The stock market started to shine a little green this week and Bitcoin (BTC) is deterring from the traditional markets but not in a good way. The cryptocurrency is down 3% while the Nasdaq Composite tech-heavy stock market index is up 3.1%.

Data from the United States Department of Commerce on May 27 shows the personal savings rate fell to 4.4% in April to its lowest level since 2008, and crypto traders are concerned that the deteriorating global macroeconomic situation may leave investors with riskier assets. hatred can increase.


For example, Invesco QQQ Trust, a $160 billion tech company-based US exchange-traded fund, is down 23% year-over-year. Meanwhile, the iShares MSCI China ETF, a $6.1 billion tracker of Chinese stocks, has fallen 20% in 2022.

To get a clear picture of the position of crypto traders, traders should analyze bitcoin derivatives metrics.

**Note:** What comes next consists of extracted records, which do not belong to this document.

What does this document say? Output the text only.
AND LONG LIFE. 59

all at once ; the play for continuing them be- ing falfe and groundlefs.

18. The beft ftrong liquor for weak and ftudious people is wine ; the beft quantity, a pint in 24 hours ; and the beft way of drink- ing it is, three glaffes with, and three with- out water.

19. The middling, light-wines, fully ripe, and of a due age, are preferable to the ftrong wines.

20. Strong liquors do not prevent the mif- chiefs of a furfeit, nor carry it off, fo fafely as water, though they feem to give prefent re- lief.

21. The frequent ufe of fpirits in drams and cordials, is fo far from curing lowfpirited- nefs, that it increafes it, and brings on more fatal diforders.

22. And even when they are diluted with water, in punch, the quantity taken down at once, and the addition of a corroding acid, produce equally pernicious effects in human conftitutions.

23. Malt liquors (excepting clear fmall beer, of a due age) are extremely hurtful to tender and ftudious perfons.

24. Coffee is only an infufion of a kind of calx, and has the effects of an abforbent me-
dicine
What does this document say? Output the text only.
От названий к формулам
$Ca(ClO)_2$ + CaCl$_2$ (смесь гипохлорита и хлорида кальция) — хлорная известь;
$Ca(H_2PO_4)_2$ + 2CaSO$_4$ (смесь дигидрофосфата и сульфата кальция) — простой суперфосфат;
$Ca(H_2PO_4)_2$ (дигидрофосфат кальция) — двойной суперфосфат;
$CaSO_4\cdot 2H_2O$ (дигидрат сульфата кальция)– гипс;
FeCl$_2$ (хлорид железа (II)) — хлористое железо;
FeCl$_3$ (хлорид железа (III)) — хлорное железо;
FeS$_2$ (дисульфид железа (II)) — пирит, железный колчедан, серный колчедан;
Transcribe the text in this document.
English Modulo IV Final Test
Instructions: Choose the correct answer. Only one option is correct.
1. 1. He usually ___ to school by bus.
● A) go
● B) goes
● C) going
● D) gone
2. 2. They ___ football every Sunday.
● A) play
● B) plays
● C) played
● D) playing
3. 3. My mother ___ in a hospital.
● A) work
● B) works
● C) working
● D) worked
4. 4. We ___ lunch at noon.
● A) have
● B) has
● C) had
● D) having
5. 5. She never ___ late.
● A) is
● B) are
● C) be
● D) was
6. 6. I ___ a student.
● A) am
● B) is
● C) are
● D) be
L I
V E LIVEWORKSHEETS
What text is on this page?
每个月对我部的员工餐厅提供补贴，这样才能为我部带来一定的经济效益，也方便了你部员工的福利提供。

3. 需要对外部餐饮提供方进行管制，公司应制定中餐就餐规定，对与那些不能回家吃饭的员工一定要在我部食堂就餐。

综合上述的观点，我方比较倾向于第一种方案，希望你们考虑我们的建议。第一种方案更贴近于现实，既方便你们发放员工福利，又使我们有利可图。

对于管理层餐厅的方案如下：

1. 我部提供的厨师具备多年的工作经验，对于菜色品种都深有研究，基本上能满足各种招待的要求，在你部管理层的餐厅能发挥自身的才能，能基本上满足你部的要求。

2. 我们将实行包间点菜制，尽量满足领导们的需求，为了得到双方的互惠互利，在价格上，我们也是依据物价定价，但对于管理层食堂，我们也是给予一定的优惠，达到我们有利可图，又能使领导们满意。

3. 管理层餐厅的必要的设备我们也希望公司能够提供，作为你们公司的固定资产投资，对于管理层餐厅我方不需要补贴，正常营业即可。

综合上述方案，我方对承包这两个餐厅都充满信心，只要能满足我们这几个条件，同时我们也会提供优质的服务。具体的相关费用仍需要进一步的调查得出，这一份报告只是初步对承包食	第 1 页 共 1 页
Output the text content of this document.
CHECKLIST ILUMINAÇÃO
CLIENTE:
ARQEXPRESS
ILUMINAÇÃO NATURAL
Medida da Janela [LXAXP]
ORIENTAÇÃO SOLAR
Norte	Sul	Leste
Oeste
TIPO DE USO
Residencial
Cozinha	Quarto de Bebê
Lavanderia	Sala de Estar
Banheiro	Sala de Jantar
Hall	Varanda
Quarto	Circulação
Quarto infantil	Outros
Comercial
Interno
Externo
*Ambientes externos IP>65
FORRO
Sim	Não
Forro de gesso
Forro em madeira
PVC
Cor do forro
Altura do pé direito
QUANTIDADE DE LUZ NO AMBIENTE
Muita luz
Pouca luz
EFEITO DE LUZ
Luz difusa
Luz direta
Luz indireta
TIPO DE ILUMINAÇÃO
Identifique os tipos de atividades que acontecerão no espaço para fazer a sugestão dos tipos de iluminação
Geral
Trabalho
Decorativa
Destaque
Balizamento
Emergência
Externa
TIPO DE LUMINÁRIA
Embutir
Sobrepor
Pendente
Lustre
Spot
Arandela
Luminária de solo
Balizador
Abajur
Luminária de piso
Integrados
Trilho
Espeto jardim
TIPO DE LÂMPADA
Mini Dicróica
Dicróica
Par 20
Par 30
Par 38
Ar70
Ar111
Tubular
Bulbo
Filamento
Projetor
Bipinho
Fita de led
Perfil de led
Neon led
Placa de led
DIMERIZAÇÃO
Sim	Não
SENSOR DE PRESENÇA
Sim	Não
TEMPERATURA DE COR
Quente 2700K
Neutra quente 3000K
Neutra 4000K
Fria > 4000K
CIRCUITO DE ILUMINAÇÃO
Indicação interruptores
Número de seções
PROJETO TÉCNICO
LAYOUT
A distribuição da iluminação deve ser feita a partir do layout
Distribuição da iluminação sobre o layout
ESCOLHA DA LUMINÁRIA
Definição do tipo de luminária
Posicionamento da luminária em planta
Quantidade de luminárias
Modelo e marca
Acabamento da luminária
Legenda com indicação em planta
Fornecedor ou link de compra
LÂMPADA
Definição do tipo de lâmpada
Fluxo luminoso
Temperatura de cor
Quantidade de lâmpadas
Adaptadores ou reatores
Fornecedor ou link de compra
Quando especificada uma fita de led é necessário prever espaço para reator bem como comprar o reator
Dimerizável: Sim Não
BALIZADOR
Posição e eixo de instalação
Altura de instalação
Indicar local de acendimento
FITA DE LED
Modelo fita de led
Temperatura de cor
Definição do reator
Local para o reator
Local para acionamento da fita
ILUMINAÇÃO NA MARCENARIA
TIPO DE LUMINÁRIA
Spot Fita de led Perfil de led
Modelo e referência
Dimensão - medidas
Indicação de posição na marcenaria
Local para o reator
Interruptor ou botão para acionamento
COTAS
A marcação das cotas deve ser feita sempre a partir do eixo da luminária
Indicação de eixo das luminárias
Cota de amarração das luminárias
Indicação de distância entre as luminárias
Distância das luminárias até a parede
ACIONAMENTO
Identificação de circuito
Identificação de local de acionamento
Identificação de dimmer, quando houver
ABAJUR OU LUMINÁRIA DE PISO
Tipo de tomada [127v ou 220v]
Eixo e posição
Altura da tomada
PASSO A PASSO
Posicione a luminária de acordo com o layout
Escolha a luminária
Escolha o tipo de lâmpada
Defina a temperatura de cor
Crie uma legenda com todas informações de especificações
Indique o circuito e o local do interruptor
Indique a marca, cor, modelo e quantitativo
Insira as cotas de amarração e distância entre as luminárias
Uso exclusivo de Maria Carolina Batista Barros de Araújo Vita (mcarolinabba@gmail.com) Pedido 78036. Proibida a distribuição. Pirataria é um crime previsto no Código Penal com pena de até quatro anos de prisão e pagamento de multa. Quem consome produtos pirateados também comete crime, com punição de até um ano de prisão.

Margin traders are becoming more bullish

Margin trading allows investors to borrow cryptocurrencies and leverage their trading positions to potentially increase returns. For example, one can buy cryptocurrency by borrowing Tether (USDT) to increase exposure.

Bitcoin borrowers can only short the cryptocurrency if they bet on a fall in its price and unlike futures contracts, the balance between margin longs and shorts does not always coincide.

USDT/BTC Margin Lending Ratio on OKX Exchange. Source: OKX

The above chart shows that traders have been borrowing more USD Tether lately, as the ratio increased from 13 on May 25 to the current 20. The higher the indicator, the more confident professional traders will be with the bitcoin price.

It is worth noting that on May 18, the 29 Margin Lending Ratio reached the highest level in more than six months and this reflects bullish sentiment. On the other hand, USDT/BTC margin lending ratio below 5 is usually a bearish signal.

Options market entered into “extreme fear”

To exclude externalities specific to margin markets, traders should also analyze bitcoin options pricing. The 25% delta skew compares similar call (buy) and put (sell) options. When fear prevails the metric will turn positive because the protective put option premium is higher than that of similar risk call options.

The opposite occurs when greed prevails, causing the 25% delta slant indicator to move into negative territory. In short, if traders fear a drop in the price of bitcoin, the skew indicator will move above 8%. On the other hand, normalized enthusiasm shows a negative 8% skew.

Bitcoin 30-day option at Deribit exchange 25% delta skew. Source:

The 25% skew indicator has been above 16% since May 11, indicating an extremely unbalanced position as the market market and professional traders are unwilling to hedge pricing risk.

More importantly, the recent 25.6% peak on May 14 was the highest 25% skew ever in bitcoin’s history. Currently, there is a strong bearish sentiment in the BTC Options market.

related: Bitcoin’s Falling Price Doesn’t Affect El Salvador’s Strategy

Explain the duality between margin and options

One possible explanation for the divergent mindset among BTC margin traders and options pricing could be the collapse of the Tera USD (UST) on May 10th. Market makers and arbitrage desks could suffer huge losses as stablecoins have lost their pegs, resulting in a reduced risk appetite. BTC options.

Furthermore, according to, the cost of borrowing USD Tether on Aave and Compound has fallen by 3% per year. This means traders will take advantage of this low-cost leverage strategy, which will increase the USDT/BTC margin lending ratio.

There is no way to predict what will cause bitcoin to end its current bearish trend, so access to cheap financing does not guarantee positive price action.

The views and opinions expressed here are solely those of Author and do not necessarily reflect the views of Cointelegraph. Every investment and trading move involves risk. You should do your own research when making a decision.